Annual Monitoring Review (AMR) – what to expect and what it means for you
The focus of this review is to quality assure your management systems and administration, ensuring they remain compliant with our approval criteria. No learners will be sampled as part of this review, as this will be covered during our external quality assurance or moderation reviews.
Centres will be allocated a Quality Reviewer, who will conduct the AMR across all internally assessed qualifications. This means you only need to submit generic information around management systems and administration once a year.
Following the AMR, centres will receive a report from their Quality Reviewer and will be given an overall risk rating of low, medium or high, based on the evidence that was made available. Any actions for centres with a low or medium risk status will be checked at their next review during the following session. Actions for centres with a high risk status will be reviewed during an interim review before the end of the academic year.

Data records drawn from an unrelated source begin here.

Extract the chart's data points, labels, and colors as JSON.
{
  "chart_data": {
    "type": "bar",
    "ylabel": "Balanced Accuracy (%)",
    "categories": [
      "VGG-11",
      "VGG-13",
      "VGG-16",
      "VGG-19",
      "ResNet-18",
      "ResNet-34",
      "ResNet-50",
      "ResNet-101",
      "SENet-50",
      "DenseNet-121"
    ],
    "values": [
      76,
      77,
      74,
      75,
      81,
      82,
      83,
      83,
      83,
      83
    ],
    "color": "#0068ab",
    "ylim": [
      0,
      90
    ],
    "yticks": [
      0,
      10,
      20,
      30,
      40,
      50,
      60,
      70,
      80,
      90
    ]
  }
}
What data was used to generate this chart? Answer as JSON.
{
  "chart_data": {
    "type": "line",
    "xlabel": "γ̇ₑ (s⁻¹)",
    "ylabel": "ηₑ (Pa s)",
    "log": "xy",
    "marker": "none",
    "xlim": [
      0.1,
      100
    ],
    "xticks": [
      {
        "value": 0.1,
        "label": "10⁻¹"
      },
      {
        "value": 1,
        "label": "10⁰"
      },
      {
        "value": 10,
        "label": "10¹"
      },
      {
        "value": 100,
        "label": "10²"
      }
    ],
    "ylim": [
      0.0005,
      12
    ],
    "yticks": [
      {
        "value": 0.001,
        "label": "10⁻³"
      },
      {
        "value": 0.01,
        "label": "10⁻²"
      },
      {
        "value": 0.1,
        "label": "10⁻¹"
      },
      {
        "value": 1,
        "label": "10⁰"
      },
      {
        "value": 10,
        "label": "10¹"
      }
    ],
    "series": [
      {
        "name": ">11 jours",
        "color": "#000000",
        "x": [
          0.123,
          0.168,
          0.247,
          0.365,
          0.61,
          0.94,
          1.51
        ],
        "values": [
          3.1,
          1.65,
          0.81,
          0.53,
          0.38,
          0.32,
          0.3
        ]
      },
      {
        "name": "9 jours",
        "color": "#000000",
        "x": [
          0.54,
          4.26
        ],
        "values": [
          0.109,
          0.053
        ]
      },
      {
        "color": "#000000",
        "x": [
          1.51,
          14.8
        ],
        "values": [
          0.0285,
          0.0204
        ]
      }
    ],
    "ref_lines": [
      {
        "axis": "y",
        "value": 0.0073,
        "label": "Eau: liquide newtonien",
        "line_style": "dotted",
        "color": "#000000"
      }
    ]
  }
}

The criteria used to determine this status is outlined in our User Guide to the Annual Monitoring Report.
Please note: This will not impact your Direct Claim Status (DCS) if you currently hold this. Also, you’ll still receive up to two external quality assurance reviews per group per session. These EQA reviews will focus solely on assessment and internal quality assurance sampling (rather than generic information covered under management systems and administrative arrangements / resources).
How will this affect current T Level providers?
If you’re a T Level provider, you may see a change in your allocated Quality Reviewer and there may be a change to your planned AMR date. Also, the contact for the AMR is changing to the Head of Centre rather than the Programme Contact for Technical Qualifications, to ensure all qualifications are covered as part of the review. Our Allocations team will be in touch if there are any changes and will confirm who your new Quality Reviewer is via email.
Every effort will be made to accommodate existing dates that are planned in – but if this isn’t possible, your Quality Reviewer will work with you to find a suitable alternative.